For January 2011, Malaysia exports grew by 3% to RM54.04 compared with January 2010 and recorded a trade surplus of RM9.2 billion. This was the 159th consecutive month of surplus since November 1997.

Top 10 Most Competitive Countries in the World

Despite the adversity in economic circumstances, Malaysia for the first time has earned a position among the 10 most competitive countries in the world, according to the 2010 World Competitiveness Yearbook (WCY), published by the Swiss-based Institute for Management Development (IMD).

The country has taken the 10th spot on the Switzerland-based IMD’s World Competitive Yearbook for 2010, up from 18th placing last year. The list measures Malaysia against 58 countries this year, from 57 nations last year.

With an index score of 87,228, Malaysia has joined the ranks of the most competitive countries in the world, sharing the Top 10 ranking with Singapore, Hong Kong, the US, Switzerland, Australia, Sweden, Canada, Taiwan and Norway.

27th Most Networked Economy

Malaysia also is the world’s 27th most networked economy and the highest-ranked nation not to belong to the group of high-income countries. In the Global Information Technology Report 2009-2010, released by the World Economic Forum (WEF), Malaysia is ranked sixth in Asia behind Singapore, Hong Kong, Taiwan, South Korea and Japan.

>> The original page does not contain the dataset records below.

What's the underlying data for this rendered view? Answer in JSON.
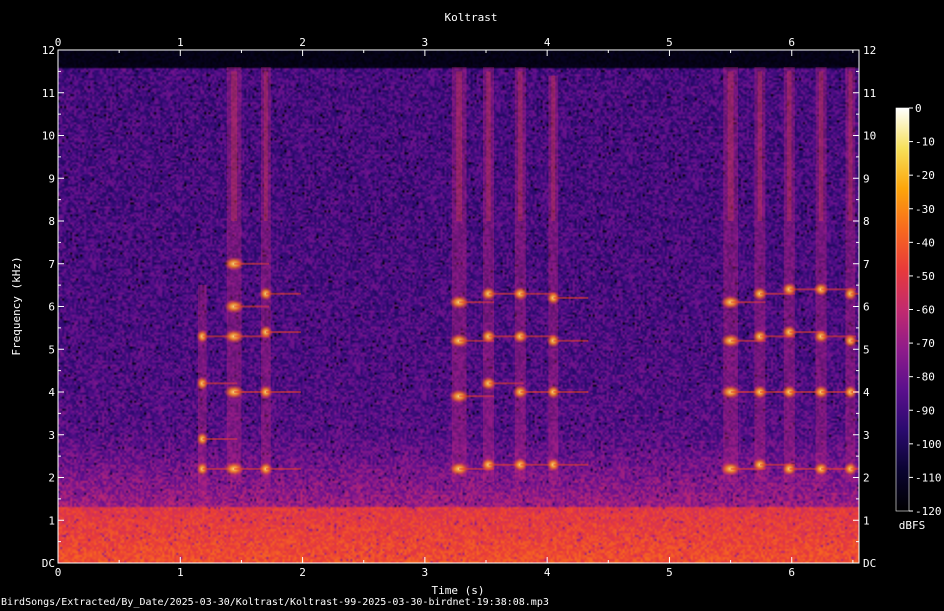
{
  "chart_data": {
    "type": "heatmap",
    "title": "Koltrast",
    "xlabel": "Time (s)",
    "ylabel": "Frequency (kHz)",
    "xlim": [
      0,
      6.55
    ],
    "ylim": [
      0,
      12
    ],
    "x_ticks": [
      "0",
      "1",
      "2",
      "3",
      "4",
      "5",
      "6"
    ],
    "y_ticks": [
      "DC",
      "1",
      "2",
      "3",
      "4",
      "5",
      "6",
      "7",
      "8",
      "9",
      "10",
      "11",
      "12"
    ],
    "colorbar": {
      "label": "dBFS",
      "range": [
        -120,
        0
      ],
      "ticks": [
        "0",
        "-10",
        "-20",
        "-30",
        "-40",
        "-50",
        "-60",
        "-70",
        "-80",
        "-90",
        "-100",
        "-110",
        "-120"
      ]
    },
    "colormap": [
      "#000000",
      "#0a0430",
      "#2a0a6e",
      "#5a0f8c",
      "#8e1b8a",
      "#c22a6e",
      "#e83a3a",
      "#f86a1e",
      "#fca50a",
      "#f6e05a",
      "#ffffff"
    ],
    "noise_floor_top_khz": 11.6,
    "low_band_khz": [
      0,
      1.3
    ],
    "calls": [
      {
        "t": 1.18,
        "f0": 1.6,
        "f1": 6.5,
        "w": 0.07,
        "bands": [
          2.2,
          2.9,
          4.2,
          5.3
        ]
      },
      {
        "t": 1.44,
        "f0": 1.9,
        "f1": 11.6,
        "w": 0.12,
        "bands": [
          2.2,
          4.0,
          5.3,
          6.0,
          7.0
        ]
      },
      {
        "t": 1.7,
        "f0": 1.9,
        "f1": 11.6,
        "w": 0.08,
        "bands": [
          2.2,
          4.0,
          5.4,
          6.3
        ]
      },
      {
        "t": 3.28,
        "f0": 1.9,
        "f1": 11.6,
        "w": 0.12,
        "bands": [
          2.2,
          3.9,
          5.2,
          6.1
        ]
      },
      {
        "t": 3.52,
        "f0": 1.9,
        "f1": 11.6,
        "w": 0.09,
        "bands": [
          2.3,
          4.2,
          5.3,
          6.3
        ]
      },
      {
        "t": 3.78,
        "f0": 1.9,
        "f1": 11.6,
        "w": 0.09,
        "bands": [
          2.3,
          4.0,
          5.3,
          6.3
        ]
      },
      {
        "t": 4.05,
        "f0": 1.9,
        "f1": 11.4,
        "w": 0.08,
        "bands": [
          2.3,
          4.0,
          5.2,
          6.2
        ]
      },
      {
        "t": 5.5,
        "f0": 1.9,
        "f1": 11.6,
        "w": 0.12,
        "bands": [
          2.2,
          4.0,
          5.2,
          6.1
        ]
      },
      {
        "t": 5.74,
        "f0": 1.9,
        "f1": 11.6,
        "w": 0.09,
        "bands": [
          2.3,
          4.0,
          5.3,
          6.3
        ]
      },
      {
        "t": 5.98,
        "f0": 1.9,
        "f1": 11.6,
        "w": 0.09,
        "bands": [
          2.2,
          4.0,
          5.4,
          6.4
        ]
      },
      {
        "t": 6.24,
        "f0": 1.9,
        "f1": 11.6,
        "w": 0.09,
        "bands": [
          2.2,
          4.0,
          5.3,
          6.4
        ]
      },
      {
        "t": 6.48,
        "f0": 1.9,
        "f1": 11.6,
        "w": 0.08,
        "bands": [
          2.2,
          4.0,
          5.2,
          6.3
        ]
      }
    ]
  },
  "footer": {
    "path": "BirdSongs/Extracted/By_Date/2025-03-30/Koltrast/Koltrast-99-2025-03-30-birdnet-19:38:08.mp3"
  }
}
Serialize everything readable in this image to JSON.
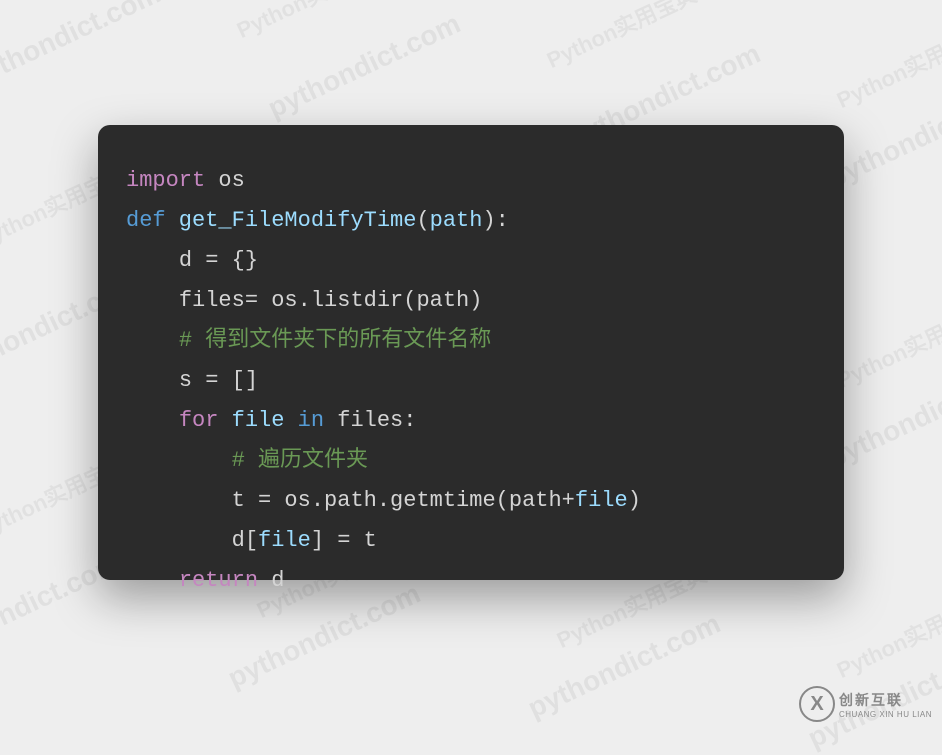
{
  "code": {
    "line1_kw_import": "import",
    "line1_mod": " os",
    "line2_kw_def": "def",
    "line2_fn": " get_FileModifyTime",
    "line2_paren_open": "(",
    "line2_param": "path",
    "line2_paren_close": "):",
    "line3_indent": "    ",
    "line3_text": "d = {}",
    "line4_indent": "    ",
    "line4_text": "files= os.listdir(path)",
    "line5_indent": "    ",
    "line5_comment": "# 得到文件夹下的所有文件名称",
    "line6_indent": "    ",
    "line6_text": "s = []",
    "line7_indent": "    ",
    "line7_for": "for",
    "line7_var": " file ",
    "line7_in": "in",
    "line7_rest": " files:",
    "line8_indent": "        ",
    "line8_comment": "# 遍历文件夹",
    "line9_indent": "        ",
    "line9_a": "t = os.path.getmtime(path+",
    "line9_b": "file",
    "line9_c": ")",
    "line10_indent": "        ",
    "line10_a": "d[",
    "line10_b": "file",
    "line10_c": "] = t",
    "line11_indent": "    ",
    "line11_return": "return",
    "line11_rest": " d"
  },
  "watermarks": {
    "text_en": "pythondict.com",
    "text_cn": "Python实用宝典"
  },
  "logo": {
    "glyph": "X",
    "cn": "创新互联",
    "en": "CHUANG XIN HU LIAN"
  }
}
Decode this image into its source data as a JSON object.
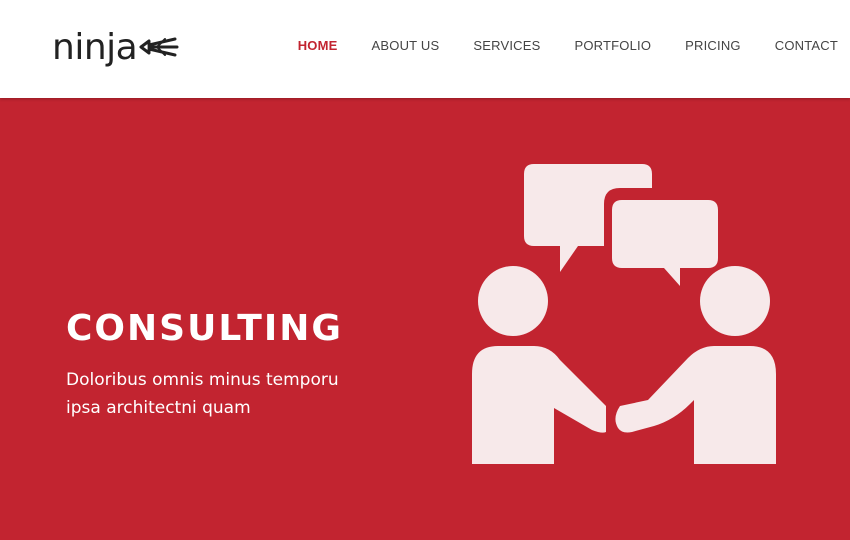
{
  "brand": {
    "logo_text": "ninja",
    "logo_icon": "arrow-icon"
  },
  "nav": {
    "items": [
      {
        "label": "HOME",
        "active": true
      },
      {
        "label": "ABOUT US",
        "active": false
      },
      {
        "label": "SERVICES",
        "active": false
      },
      {
        "label": "PORTFOLIO",
        "active": false
      },
      {
        "label": "PRICING",
        "active": false
      },
      {
        "label": "CONTACT",
        "active": false
      }
    ]
  },
  "hero": {
    "title": "CONSULTING",
    "text_line1": "Doloribus omnis minus temporu",
    "text_line2": "ipsa architectni quam",
    "illustration": "handshake-consulting-icon"
  },
  "colors": {
    "accent": "#c22430",
    "header_bg": "#ffffff",
    "icon_fill": "#f7e9ea",
    "nav_text": "#444444"
  }
}
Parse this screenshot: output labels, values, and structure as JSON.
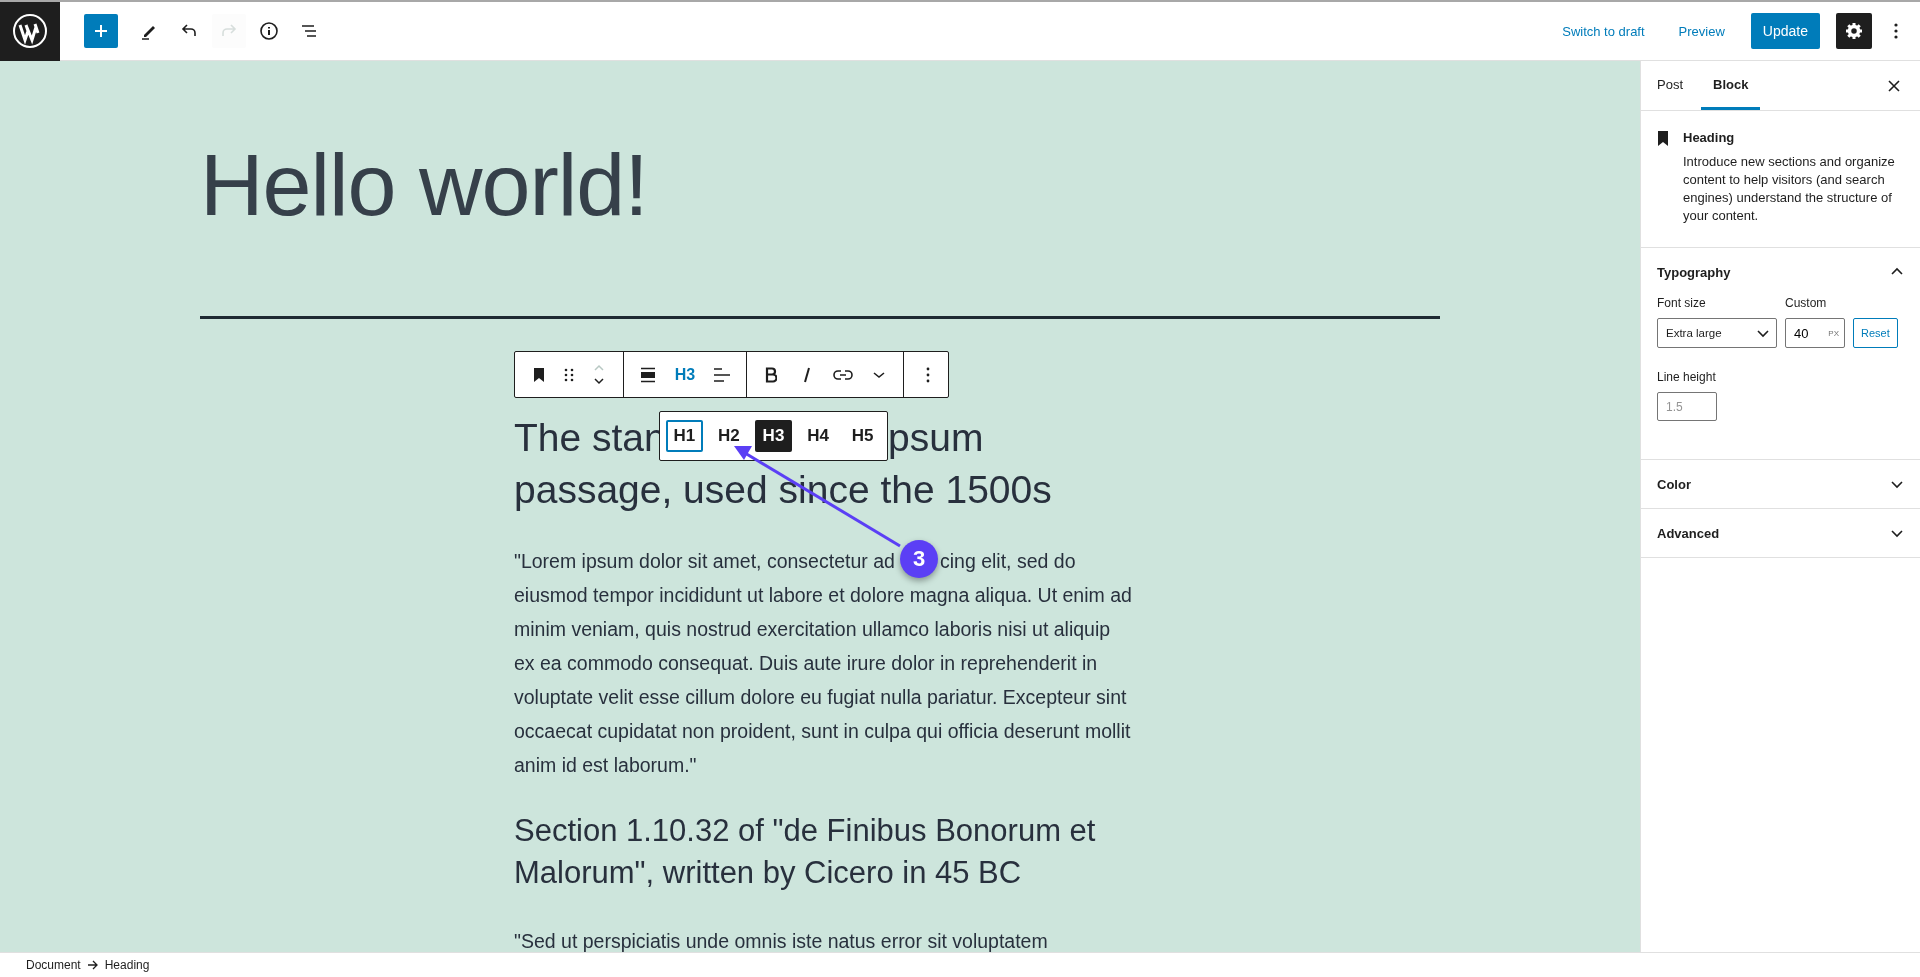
{
  "top_bar": {
    "history": [
      {
        "kind": "undo",
        "disabled": false
      },
      {
        "kind": "redo",
        "disabled": true
      }
    ],
    "switch_to_draft": "Switch to draft",
    "preview": "Preview",
    "update": "Update",
    "settings_open": true
  },
  "editor": {
    "title": "Hello world!",
    "block_toolbar": {
      "level_label": "H3"
    },
    "level_menu": [
      {
        "label": "H1",
        "selected": false,
        "focused": true
      },
      {
        "label": "H2",
        "selected": false,
        "focused": false
      },
      {
        "label": "H3",
        "selected": true,
        "focused": false
      },
      {
        "label": "H4",
        "selected": false,
        "focused": false
      },
      {
        "label": "H5",
        "selected": false,
        "focused": false
      }
    ],
    "annotation": {
      "number": "3"
    },
    "blocks": [
      {
        "kind": "covered_heading",
        "line_1_start": "The stan",
        "line_1_end": "psum",
        "line_2": "passage, used since the 1500s"
      },
      {
        "kind": "covered_paragraph",
        "line_1_start": "\"Lorem ipsum dolor sit amet, consectetur ad",
        "line_1_end": "cing elit, sed do",
        "rest": "eiusmod tempor incididunt ut labore et dolore magna aliqua. Ut enim ad minim veniam, quis nostrud exercitation ullamco laboris nisi ut aliquip ex ea commodo consequat. Duis aute irure dolor in reprehenderit in voluptate velit esse cillum dolore eu fugiat nulla pariatur. Excepteur sint occaecat cupidatat non proident, sunt in culpa qui officia deserunt mollit anim id est laborum.\""
      },
      {
        "kind": "heading",
        "text": "Section 1.10.32 of \"de Finibus Bonorum et Malorum\", written by Cicero in 45 BC"
      },
      {
        "kind": "cut_paragraph",
        "text": "\"Sed ut perspiciatis unde omnis iste natus error sit voluptatem"
      }
    ]
  },
  "sidebar": {
    "tabs": [
      {
        "label": "Post",
        "selected": false
      },
      {
        "label": "Block",
        "selected": true
      }
    ],
    "block_card": {
      "title": "Heading",
      "description": "Introduce new sections and organize content to help visitors (and search engines) understand the structure of your content."
    },
    "panels": [
      {
        "kind": "typography",
        "title": "Typography",
        "expanded": true,
        "font_size_label": "Font size",
        "font_size_value": "Extra large",
        "custom_label": "Custom",
        "custom_value": "40",
        "unit": "PX",
        "reset": "Reset",
        "line_height_label": "Line height",
        "line_height_placeholder": "1.5"
      },
      {
        "kind": "plain",
        "title": "Color",
        "expanded": false
      },
      {
        "kind": "plain",
        "title": "Advanced",
        "expanded": false
      }
    ]
  },
  "breadcrumbs": [
    "Document",
    "Heading"
  ]
}
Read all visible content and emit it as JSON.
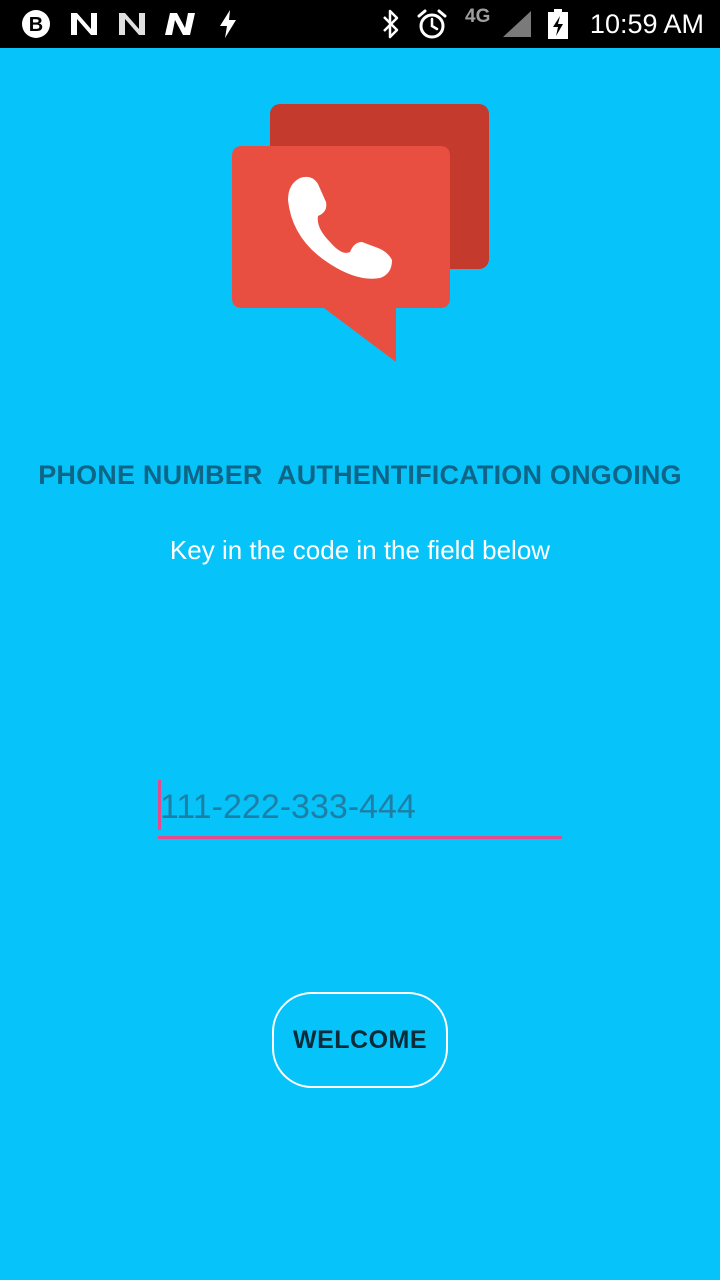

The report praised Malaysia as it seemed to be clearly leading the way, with outstanding marks for its readiness (11th) and usage (12th).

Economic Growth Corridors

As a testament to the country’s commitment to promoting free trade and business incentives, the government has established five economic growth corridors, to further develop Malaysia.
The five economic growth corridors are:

Iskandar Malaysia in Southern Johor (IRDA);

Northern Corridor Economic Region (NCER);

East Coast Economic Region (ECER);

•Sabah Development Corridor (SDC); and

Sarawak Corridor of Renewable Energy (SCORE).

Priority will be given to building urban agglomerations, focusing corridors around clusters and developing high economic impact sectors under the 10th Malaysia Plan (10MP) (2011-2015).